RADAR BOGOR - Peresmian Skywalk Tegar Beriman yang dirangkaikan dengan kegiatan Car Free Night (CFN) Istimewa dalam perayaan Hari Jadi Bogor (HJB) ke-544 berlangsung semarak pada Sabtu, 30 Mei 2026 malam.
Ribuan warga memadati kawasan Jalan Tegar Beriman, Cibinong, khususnya di sekitar Skywalk yang menjadi pusat kegiatan. Antusiasme masyarakat terlihat sejak awal acara hingga malam hari.
Beragam hiburan disuguhkan untuk para pengunjung, mulai dari pertunjukan seni dan budaya hingga penampilan musik. Di sisi lain, deretan stan UMKM yang menawarkan aneka kuliner dan produk lokal turut menjadi daya tarik bagi masyarakat yang hadir.

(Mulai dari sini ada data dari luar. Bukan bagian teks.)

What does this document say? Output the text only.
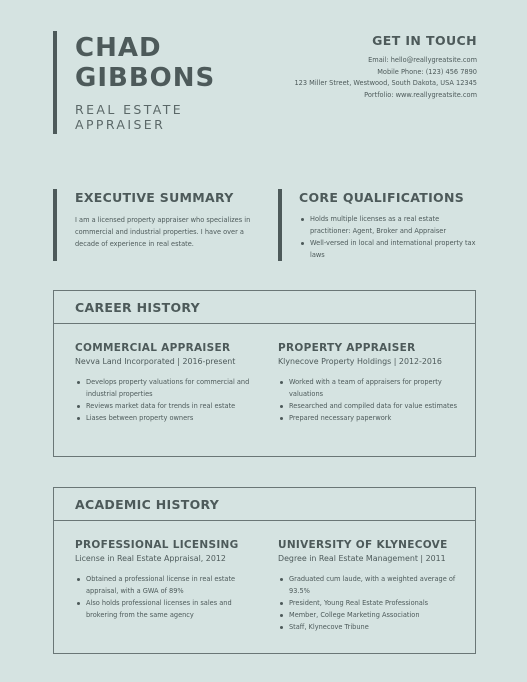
CHAD
GIBBONS
REAL ESTATE
APPRAISER
GET IN TOUCH
Email: hello@reallygreatsite.com
Mobile Phone: (123) 456 7890
123 Miller Street, Westwood, South Dakota, USA 12345
Portfolio: www.reallygreatsite.com
EXECUTIVE SUMMARY
I am a licensed property appraiser who specializes in commercial and industrial properties. I have over a decade of experience in real estate.
CORE QUALIFICATIONS
Holds multiple licenses as a real estate practitioner: Agent, Broker and Appraiser
Well-versed in local and international property tax laws
CAREER HISTORY
COMMERCIAL APPRAISER
Nevva Land Incorporated | 2016-present
Develops property valuations for commercial and industrial properties
Reviews market data for trends in real estate
Liases between property owners
PROPERTY APPRAISER
Klynecove Property Holdings | 2012-2016
Worked with a team of appraisers for property valuations
Researched and compiled data for value estimates
Prepared necessary paperwork
ACADEMIC HISTORY
PROFESSIONAL LICENSING
License in Real Estate Appraisal, 2012
Obtained a professional license in real estate appraisal, with a GWA of 89%
Also holds professional licenses in sales and brokering from the same agency
UNIVERSITY OF KLYNECOVE
Degree in Real Estate Management | 2011
Graduated cum laude, with a weighted average of 93.5%
President, Young Real Estate Professionals
Member, College Marketing Association
Staff, Klynecove Tribune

Pemerintah Kabupaten (Pemkab) Bogor menggelar CFN Istimewa sebagai bagian dari rangkaian peringatan HJB ke-544 sekaligus menandai peresmian Skywalk atau Jembatan Penyeberangan Orang (JPO) Tegar Beriman.
Sekretaris Daerah (Sekda) Kabupaten Bogor Ajat Rochmat Jatnika sebelumnya menyampaikan CFN Istimewa tidak hanya menghadirkan hiburan bagi masyarakat, tetapi juga menjadi ruang untuk memperkenalkan berbagai potensi yang dimiliki daerah.
Menurut Ajat, kegiatan tersebut menjadi wadah berkumpulnya pelaku UMKM, seniman, dan komunitas budaya dari berbagai wilayah di Kabupaten Bogor untuk menampilkan karya dan kreativitas mereka dalam satu panggung bersama.
Ia menambahkan, salah satu agenda utama dalam kegiatan tersebut adalah peluncuran resmi Skywalk Tegar Beriman yang berada di depan Kompleks Pemerintah Kabupaten Bogor.
Keberadaan Skywalk, lanjutnya, akan dimanfaatkan sebagai pusat aktivitas dan panggung berbagai pertunjukan seni maupun hiburan bagi masyarakat.
“Skywalk nantinya dimanfaatkan sebagai panggung utama berbagai pertunjukan seni dan hiburan,” kata Ajat.
Pemkab Bogor berharap fasilitas tersebut dapat berkembang menjadi ikon baru kawasan Tegar Beriman sekaligus ruang publik yang memberi manfaat luas bagi warga.
Selain menjadi sarana berekspresi bagi pelaku seni dan budaya, kegiatan CFN Istimewa juga diharapkan mampu mendorong perputaran ekonomi masyarakat melalui keterlibatan pelaku usaha mikro, kecil, dan menengah yang membuka lapak di lokasi acara.
Ajat turut menyampaikan permohonan maaf kepada masyarakat apabila penyelenggaraan kegiatan tersebut menimbulkan gangguan bagi pengguna jalan. Meski demikian, pemerintah telah menyiapkan sejumlah rekayasa lalu lintas dan memastikan jalur lambat tetap dapat digunakan kendaraan.